Seppo let the silence linger, then sighed, conceding. He was long used to his younger brother's way of pressing secrets down, leaving them like stones beneath the riverbed—always there, never turned. He rose and followed.

The mess hall offered little beyond routine: the same bread coarse with barley, the same meat and vegetable soup. Yet exhaustion turned the plain fare into sustenance enough. They ate in silence; by then, few remained in the hall.

When Soren left with his plate, Seppo thought little of it—until he returned with a linen-wrapped parcel in his hand.

"What's that?" Seppo asked, standing, ready to leave.

"Food," Soren answered simply, lifting the bundle.

Seppo frowned. "You're that hungry? You know we can't bring food back."

"Who said it's for me?" Soren's smirk was quieter this time, tinged with something Seppo couldn't read. "Go on ahead, brother. I've somewhere to be first."

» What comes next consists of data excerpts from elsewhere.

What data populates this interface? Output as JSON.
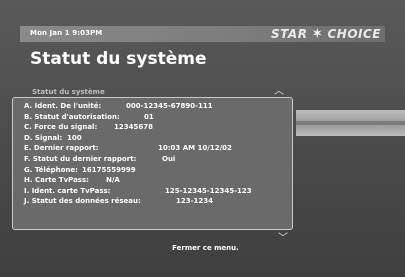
{
  "header": {
    "datetime": "Mon Jan 1  9:03PM",
    "brand_left": "STAR",
    "brand_right": "CHOICE",
    "title": "Statut du système"
  },
  "panel": {
    "subheader": "Statut du système",
    "rows": [
      {
        "label": "A. Ident. De l'unité:",
        "value": "000-12345-67890-111"
      },
      {
        "label": "B. Statut d'autorisation:",
        "value": "01"
      },
      {
        "label": "C. Force du signal:",
        "value": "12345678"
      },
      {
        "label": "D. Signal:",
        "value": "100"
      },
      {
        "label": "E. Dernier rapport:",
        "value": "10:03 AM 10/12/02"
      },
      {
        "label": "F. Statut du dernier rapport:",
        "value": "Oui"
      },
      {
        "label": "G. Téléphone:",
        "value": "16175559999"
      },
      {
        "label": "H. Carte TvPass:",
        "value": "N/A"
      },
      {
        "label": "I. Ident. carte TvPass:",
        "value": "125-12345-12345-123"
      },
      {
        "label": "J. Statut des données réseau:",
        "value": "123-1234"
      }
    ]
  },
  "footer": {
    "close_text": "Fermer ce menu."
  },
  "icons": {
    "scroll_up": "chevron-up-icon",
    "scroll_down": "chevron-down-icon",
    "brand_star": "star-icon"
  }
}
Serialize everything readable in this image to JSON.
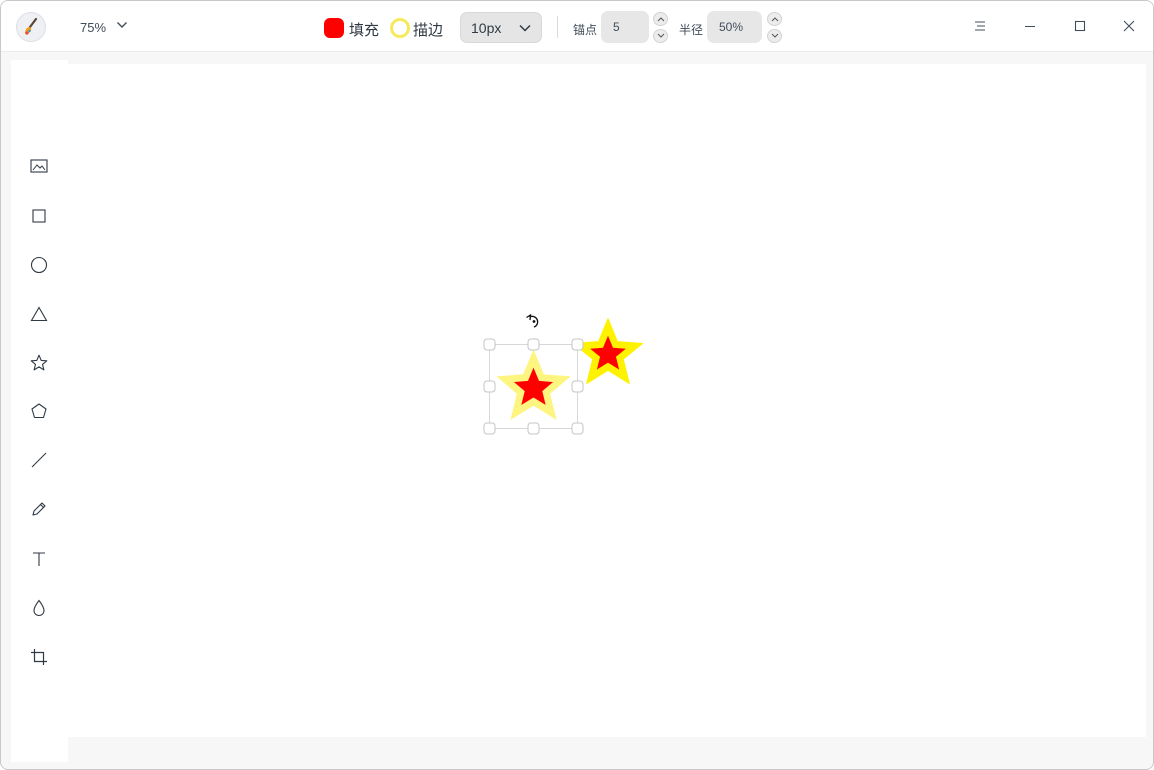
{
  "app": {
    "icon": "brush-palette-icon",
    "zoom": "75%"
  },
  "properties": {
    "fill_label": "填充",
    "fill_color": "#ff0000",
    "stroke_label": "描边",
    "stroke_color": "#f5e95c",
    "stroke_width": "10px",
    "anchor_label": "锚点",
    "anchor_value": "5",
    "radius_label": "半径",
    "radius_value": "50%"
  },
  "window_controls": [
    "menu-icon",
    "minimize-icon",
    "maximize-icon",
    "close-icon"
  ],
  "tools": [
    "image-tool-icon",
    "rectangle-tool-icon",
    "ellipse-tool-icon",
    "triangle-tool-icon",
    "star-tool-icon",
    "polygon-tool-icon",
    "line-tool-icon",
    "pen-tool-icon",
    "text-tool-icon",
    "blur-tool-icon",
    "crop-tool-icon"
  ],
  "canvas": {
    "shapes": [
      {
        "type": "star",
        "points": 5,
        "fill": "#ff0000",
        "stroke": "#fdf57f",
        "selected": true
      },
      {
        "type": "star",
        "points": 5,
        "fill": "#ff0000",
        "stroke": "#fef200",
        "selected": false
      }
    ]
  }
}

Suspicion tugged at Seppo's face. Where could Soren possibly go, here, at this hour? His brother had grown restless since their arrival at the Ignis Compound, his steps no longer following their familiar rhythm. Still, Seppo only gave a reluctant nod.

"Don't be late."

Seppo left the hall, his tall frame vanishing into the dim-lit corridor.

Only then did Soren slip his hand into his pocket, fingers brushing the edge of a scarlet scrap. His lips tightened, then curved faintly.

He had noticed it earlier at the wash basin. On the cork board above, where the weekly menus and official notices always hung, a fresh pin caught his eye. Scarlet paper. It hadn't been there earlier at lunch. The marking on it was plain—one large circle, another smaller circle within, and a cross inside that. To most, meaningless. To him, unmistakable.

His chest had clenched, his breath caught, before softening into a smile.

The same spot.

No one else could have left it. No one else would have written to him in this way.

The linen bundle tucked beneath his arm, he stepped from the mess hall. Its lights dimmed to dark behind him as his boots carried him into the Compound's shadowed quiet, toward the secluded place where they had last spoken—before the Captain's arrival had cut their words short.